1. **Event Loop Saturation Point:** ~41 req/s for basic server
2. **Catastrophic Failure Pattern:** Latency exceeds 1000ms, causing cascade failures
3. **Protection Effectiveness:** under-pressure middleware prevents total service degradation
4. **Adaptive Benefits:** Load-aware servers can handle 35x more requests
5. **Threading Advantages:** CPU work isolation prevents event loop blocking

## Event Loop Thrashing Patterns

### What is Event Loop Thrashing?
Event loop thrashing occurs when synchronous operations block the Node.js event loop, preventing it from processing new requests efficiently.

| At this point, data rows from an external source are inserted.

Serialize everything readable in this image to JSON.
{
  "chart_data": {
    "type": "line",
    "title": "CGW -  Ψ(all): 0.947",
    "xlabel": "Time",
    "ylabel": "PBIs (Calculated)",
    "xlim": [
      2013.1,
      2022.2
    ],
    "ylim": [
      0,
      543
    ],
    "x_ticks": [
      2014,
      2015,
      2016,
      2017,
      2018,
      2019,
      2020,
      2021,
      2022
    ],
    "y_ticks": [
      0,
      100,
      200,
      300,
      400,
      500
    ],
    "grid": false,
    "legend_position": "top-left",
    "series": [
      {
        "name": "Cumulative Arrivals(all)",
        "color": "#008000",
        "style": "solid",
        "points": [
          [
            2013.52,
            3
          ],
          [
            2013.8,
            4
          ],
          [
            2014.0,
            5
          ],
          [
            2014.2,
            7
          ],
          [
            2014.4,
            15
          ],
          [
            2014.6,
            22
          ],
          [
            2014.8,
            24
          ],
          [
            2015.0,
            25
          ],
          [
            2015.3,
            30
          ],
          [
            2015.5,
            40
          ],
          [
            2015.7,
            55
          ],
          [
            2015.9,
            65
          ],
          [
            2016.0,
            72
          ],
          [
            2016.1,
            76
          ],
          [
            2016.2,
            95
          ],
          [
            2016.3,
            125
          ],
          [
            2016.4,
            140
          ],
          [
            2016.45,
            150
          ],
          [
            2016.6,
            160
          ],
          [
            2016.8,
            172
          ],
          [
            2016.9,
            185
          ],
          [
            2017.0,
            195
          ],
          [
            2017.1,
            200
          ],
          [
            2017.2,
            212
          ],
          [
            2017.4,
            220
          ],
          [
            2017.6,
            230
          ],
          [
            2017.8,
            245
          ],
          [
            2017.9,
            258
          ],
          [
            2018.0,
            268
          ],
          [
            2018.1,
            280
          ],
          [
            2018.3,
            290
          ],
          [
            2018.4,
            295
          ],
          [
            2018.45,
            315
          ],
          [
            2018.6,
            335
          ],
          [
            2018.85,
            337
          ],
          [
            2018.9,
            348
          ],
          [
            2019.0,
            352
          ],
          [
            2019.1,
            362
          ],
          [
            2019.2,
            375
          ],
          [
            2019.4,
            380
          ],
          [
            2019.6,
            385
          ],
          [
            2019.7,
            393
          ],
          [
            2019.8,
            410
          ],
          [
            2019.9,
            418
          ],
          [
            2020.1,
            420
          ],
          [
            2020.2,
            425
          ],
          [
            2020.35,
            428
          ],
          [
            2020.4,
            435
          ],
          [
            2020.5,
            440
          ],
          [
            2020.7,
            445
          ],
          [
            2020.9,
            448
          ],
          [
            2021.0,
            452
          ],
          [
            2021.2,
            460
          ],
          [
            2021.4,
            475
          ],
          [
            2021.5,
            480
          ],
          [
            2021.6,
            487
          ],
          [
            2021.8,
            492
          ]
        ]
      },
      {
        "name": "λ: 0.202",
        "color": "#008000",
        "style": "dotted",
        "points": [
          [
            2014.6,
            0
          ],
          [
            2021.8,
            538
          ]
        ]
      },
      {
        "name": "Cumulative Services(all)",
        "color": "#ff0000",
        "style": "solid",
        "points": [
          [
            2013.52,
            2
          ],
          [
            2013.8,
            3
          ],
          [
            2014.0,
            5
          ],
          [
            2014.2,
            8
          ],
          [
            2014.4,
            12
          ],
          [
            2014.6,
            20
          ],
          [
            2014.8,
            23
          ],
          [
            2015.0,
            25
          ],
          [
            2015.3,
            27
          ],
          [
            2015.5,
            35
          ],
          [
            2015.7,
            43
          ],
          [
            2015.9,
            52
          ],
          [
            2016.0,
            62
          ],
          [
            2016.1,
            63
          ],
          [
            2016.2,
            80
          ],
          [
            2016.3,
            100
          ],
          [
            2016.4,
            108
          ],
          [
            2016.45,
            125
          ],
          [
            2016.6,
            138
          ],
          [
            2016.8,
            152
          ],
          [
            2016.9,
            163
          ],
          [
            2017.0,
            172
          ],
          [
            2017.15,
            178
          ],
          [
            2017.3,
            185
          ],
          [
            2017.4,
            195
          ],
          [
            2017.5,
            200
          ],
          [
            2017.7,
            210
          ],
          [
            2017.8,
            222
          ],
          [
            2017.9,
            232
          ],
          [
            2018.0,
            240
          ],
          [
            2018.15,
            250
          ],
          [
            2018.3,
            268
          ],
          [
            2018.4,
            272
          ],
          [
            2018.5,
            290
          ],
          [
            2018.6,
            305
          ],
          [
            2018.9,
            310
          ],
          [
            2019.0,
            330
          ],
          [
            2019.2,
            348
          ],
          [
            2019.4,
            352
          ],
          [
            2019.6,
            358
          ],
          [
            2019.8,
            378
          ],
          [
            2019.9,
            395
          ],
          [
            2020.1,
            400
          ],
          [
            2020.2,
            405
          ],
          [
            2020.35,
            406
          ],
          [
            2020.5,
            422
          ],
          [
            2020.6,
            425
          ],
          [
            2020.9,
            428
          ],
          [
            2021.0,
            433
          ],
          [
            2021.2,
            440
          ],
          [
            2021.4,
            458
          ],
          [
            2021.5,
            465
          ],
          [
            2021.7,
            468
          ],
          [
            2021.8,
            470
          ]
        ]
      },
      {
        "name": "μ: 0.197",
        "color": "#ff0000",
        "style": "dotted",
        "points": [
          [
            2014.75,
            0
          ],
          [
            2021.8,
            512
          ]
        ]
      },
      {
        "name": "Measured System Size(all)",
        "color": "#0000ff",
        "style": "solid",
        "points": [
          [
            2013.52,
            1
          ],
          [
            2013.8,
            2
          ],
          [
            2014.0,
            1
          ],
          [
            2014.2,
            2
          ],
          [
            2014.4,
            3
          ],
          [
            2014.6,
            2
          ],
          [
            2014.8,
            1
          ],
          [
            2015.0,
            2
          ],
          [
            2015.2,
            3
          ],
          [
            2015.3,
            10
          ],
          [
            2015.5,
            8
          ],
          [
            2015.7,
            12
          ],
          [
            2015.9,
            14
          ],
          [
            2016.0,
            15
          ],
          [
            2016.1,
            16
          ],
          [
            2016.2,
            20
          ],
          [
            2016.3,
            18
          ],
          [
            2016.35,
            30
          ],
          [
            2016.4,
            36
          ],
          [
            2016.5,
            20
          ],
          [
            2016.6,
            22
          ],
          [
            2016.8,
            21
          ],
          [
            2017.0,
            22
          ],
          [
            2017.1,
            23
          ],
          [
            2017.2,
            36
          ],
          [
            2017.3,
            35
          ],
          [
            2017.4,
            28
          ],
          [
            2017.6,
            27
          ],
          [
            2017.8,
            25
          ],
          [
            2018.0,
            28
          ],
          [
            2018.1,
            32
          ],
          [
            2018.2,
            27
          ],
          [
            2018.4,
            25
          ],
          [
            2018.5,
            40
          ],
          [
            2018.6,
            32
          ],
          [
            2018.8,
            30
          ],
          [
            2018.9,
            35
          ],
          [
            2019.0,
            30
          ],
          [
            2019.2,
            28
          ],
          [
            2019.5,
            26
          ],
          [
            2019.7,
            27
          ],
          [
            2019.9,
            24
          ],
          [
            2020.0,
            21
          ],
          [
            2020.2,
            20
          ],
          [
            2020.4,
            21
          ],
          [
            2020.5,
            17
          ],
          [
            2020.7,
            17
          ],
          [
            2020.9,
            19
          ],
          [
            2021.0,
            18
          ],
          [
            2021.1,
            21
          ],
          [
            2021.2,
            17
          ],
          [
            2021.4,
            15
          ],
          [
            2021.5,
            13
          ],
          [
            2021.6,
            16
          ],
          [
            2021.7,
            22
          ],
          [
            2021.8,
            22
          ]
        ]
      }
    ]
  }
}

This leads to:

- **Latency Accumulation:** Requests queue up, causing exponential latency growth
- **Memory Pressure:** Unprocessed requests consume increasing memory
- **Cascade Failures:** Timeouts trigger retries, amplifying the problem
- **Service Degradation:** Eventually leads to complete service unresponsiveness

### Mitigation Strategies Demonstrated

1. **Pressure Detection:** Monitor event loop utilization and memory usage
2. **Circuit Breaking:** Reject requests when system is overloaded
3. **Adaptive Behavior:** Reduce work complexity under pressure
4. **Work Offloading:** Move CPU-intensive tasks to worker threads
5. **Queue Management:** Limit concurrent operations to prevent overwhelming

## Architecture Patterns

### Microservices (Watt Platform)
The Platformatic Runtime implementation demonstrates:
- **Service Mesh:** Inter-service communication and discovery
- **Gateway Pattern:** Centralized routing and load balancing
- **Horizontal Scaling:** Multiple service instances for load distribution
- **Health Monitoring:** Built-in service health checks and metrics

### Thread Pool Management
The Piscina implementation showcases:
- **Worker Isolation:** CPU tasks run in separate threads
- **Queue Control:** Automatic queue sizing with overflow handling
- **Graceful Degradation:** Fallback behavior when thread pool is saturated
- **Resource Management:** Efficient thread lifecycle management

## Monitoring & Observability

### Under-Pressure Metrics
- **Event Loop Utilization:** Real-time event loop blocking detection
- **Memory Usage:** Heap and RSS memory monitoring
- **Response Time:** P95/P99 latency tracking
- **Health Status:** Overall service health indicators

### Load Testing Metrics
- **Throughput:** Requests per second capacity
- **Latency Distribution:** P50, P95, P99 response times
- **Error Rates:** Success vs failure ratios
- **Timeout Analysis:** Request timeout patterns and causes

## Production Considerations

### Deployment Strategies
1. **Load Balancing:** Distribute traffic across multiple instances
2. **Auto-scaling:** Scale based on event loop utilization metrics
3. **Circuit Breakers:** Implement upstream circuit breaking
4. **Rate Limiting:** Control incoming request rates

### Monitoring Setup
1. **APM Integration:** Application performance monitoring
2. **Custom Metrics:** Event loop utilization dashboards
3. **Alerting:** Proactive notifications for performance degradation
4. **Log Analysis:** Request pattern analysis and optimization

## Contributing

This project serves as an educational resource for understanding Node.js performance characteristics. Contributions are welcome for:

- Additional server implementation patterns
- Enhanced monitoring and metrics collection
- Performance optimization techniques
- Real-world scenario simulations

## License

Apache-2.0 License - See [LICENSE](LICENSE) file for details.